If the guy was hunting in the East,it is probably thicker than a lot of country I contend with here.Pushing a deer,causing it to run several hundred yards or more can be disastrous if there is no blood trail.If he is hunting in the mountains in the Western part of the State,most of the soil would be pretty hard and in the Fall,covered with hardwood leaves which makes finding tracks very difficult.

There have been a lot of guns blamed the mistakes of unskilled or inexperienced hunters,over the las several decades.The 30/30 was once considered a very powerful rifle cartridge.Many hunters today would think you were nuts for using such an "inadequate" round.
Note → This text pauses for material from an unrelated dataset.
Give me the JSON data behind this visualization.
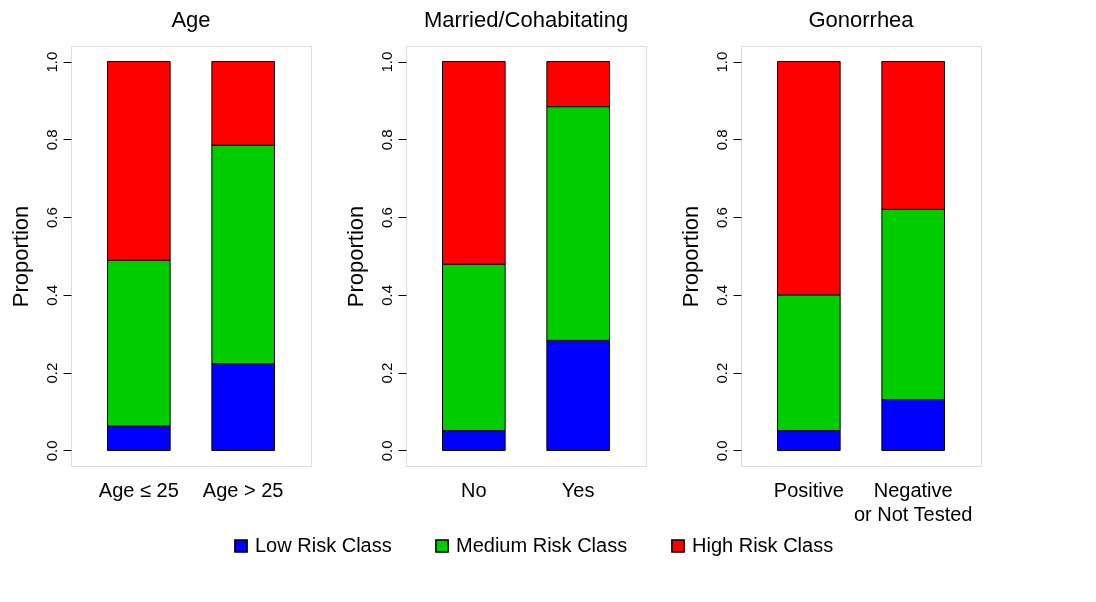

If this guy doesn't figure it out,he will be destined to go to a larger caliber and there will be worse carnage.If you can't hit well with a moderately recoiling caliber,expect to do worse with something bigger.

The .41 Mag is a fine caliber and the 57 is a fine gun.
 

Chuckbuster

Single-Sixer
Joined
May 28, 2009
Messages
492
Location
Southern Michigan
It's about this good
ShadyCoveBuck2009.jpg


NM BH .41mag, 245 grain Cast, 20.5 H110. One shot through the front of the lungs, jump/kick/run about 60 yards and drop over dead. Pretty much the reaction I expect out of most any cartridge when CNS or major skeletal damage not involved.